As for the first question, quadratic terms resembling $w^T A w$ appear through what is known as the Graham matrix, which is made from kernels: $$K = \left( k(x_i,x_j) \right)_{i,j=1}^n.$$ It is straightforward to prove that this matrix is symmetric and positive (semi)-definite, since if $a = (a_1, a_2, ..., a_n)$ then $$a^T K a = \left\langle \sum_{i=1}^n a_i k(x_i, \cdot), \sum_{j=1}^n a_j k(x_j, \cdot)\right\rangle=\left\|\sum_{i=1}^n a_i k(x_i, \cdot)\right\|^2$$

This gives us our first hint at how to recast $w^T A w$ into our language of reproducing kernel hilbert spaces.


Take for instance $$A = diag(a_1,a_2,a_3,..., a_n)$$ where each $a_i > 0$. Then $$w^T A w = \sum_{i=1}^n a_i w_i^2$$

Now imagine replacing $w$ with $f$, and each $w_i = f(x_i)$. Then $$\sum_{i=1}^n a_i w_i^2 = \sum_{i=1}^n a_i f(x_i)^2$$

By the same reasoning above, $$\sum_{i=1}^n a_i f(x_i)^2 = \sum_{i=1}^n a_i f_S(x_i)^2$$, and so we may add this to the loss function and still be guaranteed that a minimizer will be a linear combination of kernel functions.

So in short, you may introduce the term you want into your loss function. Here keeping in mind that $w = (f(x_1), f(x_2),...,f(x_n))$.

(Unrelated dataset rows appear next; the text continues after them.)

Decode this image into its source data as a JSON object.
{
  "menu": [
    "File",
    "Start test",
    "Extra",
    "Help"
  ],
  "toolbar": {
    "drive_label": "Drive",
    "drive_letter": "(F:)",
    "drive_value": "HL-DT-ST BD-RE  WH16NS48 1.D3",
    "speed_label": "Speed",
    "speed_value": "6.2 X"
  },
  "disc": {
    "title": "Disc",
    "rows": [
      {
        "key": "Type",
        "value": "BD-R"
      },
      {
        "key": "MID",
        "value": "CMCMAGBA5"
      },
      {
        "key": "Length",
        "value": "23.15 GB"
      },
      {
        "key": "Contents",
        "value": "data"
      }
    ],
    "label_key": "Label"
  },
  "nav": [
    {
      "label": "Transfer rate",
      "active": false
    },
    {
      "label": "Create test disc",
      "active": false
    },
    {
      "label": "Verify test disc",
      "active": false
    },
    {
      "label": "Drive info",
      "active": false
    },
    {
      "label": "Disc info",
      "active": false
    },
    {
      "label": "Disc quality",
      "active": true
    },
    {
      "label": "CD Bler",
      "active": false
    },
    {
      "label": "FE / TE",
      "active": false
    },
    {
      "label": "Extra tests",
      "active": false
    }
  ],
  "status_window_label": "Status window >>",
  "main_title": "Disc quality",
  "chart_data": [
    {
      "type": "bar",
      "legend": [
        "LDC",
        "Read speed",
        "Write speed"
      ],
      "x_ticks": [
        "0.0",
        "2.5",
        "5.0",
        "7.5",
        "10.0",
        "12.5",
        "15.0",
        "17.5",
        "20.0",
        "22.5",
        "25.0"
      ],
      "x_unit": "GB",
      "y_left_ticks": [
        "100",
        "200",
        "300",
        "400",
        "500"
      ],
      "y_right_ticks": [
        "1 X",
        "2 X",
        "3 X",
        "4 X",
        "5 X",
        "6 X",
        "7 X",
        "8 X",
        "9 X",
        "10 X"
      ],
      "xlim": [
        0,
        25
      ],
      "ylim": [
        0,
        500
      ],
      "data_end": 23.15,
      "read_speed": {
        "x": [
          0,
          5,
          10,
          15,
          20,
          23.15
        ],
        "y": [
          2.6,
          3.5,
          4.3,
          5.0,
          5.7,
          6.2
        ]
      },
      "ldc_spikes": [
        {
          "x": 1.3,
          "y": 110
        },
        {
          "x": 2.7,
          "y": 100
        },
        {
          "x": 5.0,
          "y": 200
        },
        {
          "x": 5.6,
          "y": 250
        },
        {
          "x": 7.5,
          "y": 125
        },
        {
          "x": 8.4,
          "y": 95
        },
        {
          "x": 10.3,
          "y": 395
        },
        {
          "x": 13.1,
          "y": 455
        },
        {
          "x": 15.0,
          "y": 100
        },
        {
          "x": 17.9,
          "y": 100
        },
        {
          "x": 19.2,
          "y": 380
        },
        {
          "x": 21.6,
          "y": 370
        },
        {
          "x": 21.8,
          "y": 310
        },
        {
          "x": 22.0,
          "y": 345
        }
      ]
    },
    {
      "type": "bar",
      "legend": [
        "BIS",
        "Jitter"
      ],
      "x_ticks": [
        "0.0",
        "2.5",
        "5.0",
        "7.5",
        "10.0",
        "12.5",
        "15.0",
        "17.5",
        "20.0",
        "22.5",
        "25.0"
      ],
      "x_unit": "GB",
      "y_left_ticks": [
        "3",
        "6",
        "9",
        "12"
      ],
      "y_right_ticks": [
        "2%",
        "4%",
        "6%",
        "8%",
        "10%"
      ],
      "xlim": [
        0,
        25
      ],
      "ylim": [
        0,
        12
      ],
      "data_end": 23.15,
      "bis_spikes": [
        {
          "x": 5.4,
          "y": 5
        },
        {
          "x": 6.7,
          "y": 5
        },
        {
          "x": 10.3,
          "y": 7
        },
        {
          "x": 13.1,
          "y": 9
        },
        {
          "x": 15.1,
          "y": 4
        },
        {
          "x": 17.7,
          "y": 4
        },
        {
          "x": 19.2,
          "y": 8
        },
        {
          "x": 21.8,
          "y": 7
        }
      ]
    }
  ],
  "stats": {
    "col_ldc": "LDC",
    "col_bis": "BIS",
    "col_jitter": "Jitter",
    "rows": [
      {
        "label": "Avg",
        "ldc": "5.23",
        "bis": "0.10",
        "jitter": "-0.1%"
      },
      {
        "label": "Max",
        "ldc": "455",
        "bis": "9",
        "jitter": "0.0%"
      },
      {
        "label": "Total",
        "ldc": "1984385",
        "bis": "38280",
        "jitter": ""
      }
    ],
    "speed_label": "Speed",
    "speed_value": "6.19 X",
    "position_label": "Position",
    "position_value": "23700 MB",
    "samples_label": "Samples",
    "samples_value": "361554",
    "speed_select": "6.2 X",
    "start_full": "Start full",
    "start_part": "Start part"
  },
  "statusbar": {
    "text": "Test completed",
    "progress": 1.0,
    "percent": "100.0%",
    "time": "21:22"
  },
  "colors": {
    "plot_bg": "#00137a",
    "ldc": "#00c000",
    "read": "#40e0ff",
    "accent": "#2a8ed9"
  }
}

I would like to clarify my final question as descibed by the discussion with @Joel above (see the comments).

Let $\mathbf{w}=(w_1,\ldots,w_n)^T$, $\mathbf{x}_i=(x_{i1},\ldots,x_{in})^T\in\mathbb{R}^n$, $i=1,\ldots,m$, and $A=\big(a_{ij}\big)_{i,j=1}^{n}$ an $n\times n$ symmetric positive definite real matrix.

Let's suppose that we would like to minimize the following quantity with respect to $\mathbf{w}$

$$ J =\mathbf{w}\cdot\mathbf{w} + \sum_{i=1}^{m}\mathbf{w}\cdot\mathbf{x}_i + \mathbf{w}^TA\mathbf{w}. $$

Instead of the above optimization problem, we choose to look for a function $f$ that minimizes a functional, so that the problem remains equivalent with the first one. Let this function belong to a Reproducing Kernel Hilbert Space $\mathcal{H}$. The appropriate functional should be of the form $$ \Phi[f]= \big\lVert f \big\rVert^2_{\mathcal{H}} + \sum_{i=1}^{m}f(\mathbf{x}_i) + \cdots, $$ but I do not know how to express the quadratic form $\mathbf{w}^TA\mathbf{w}$ in terms of f. May you help?

What I have thought so far is as follows. We have "replaced" the quantity $\mathbf{w}\cdot\mathbf{w}$ by the norm $\big\lVert f \big\rVert^2_{\mathcal{H}}$, so we probably could write $$ \mathbf{w}^TA\mathbf{w} = \mathbf{w}^T\big(LDL^T\big)\mathbf{w} = \mathbf{w}^T \big(LD^{1/2}\big)\big(LD^{1/2}\big)^T \mathbf{w} = \mathbf{w'}\cdot\mathbf{w'}, $$ where $\mathbf{w'}=\Big(LD^{1/2}\Big)^T\mathbf{w}$. Could we then find a connection between the norm we should use instead?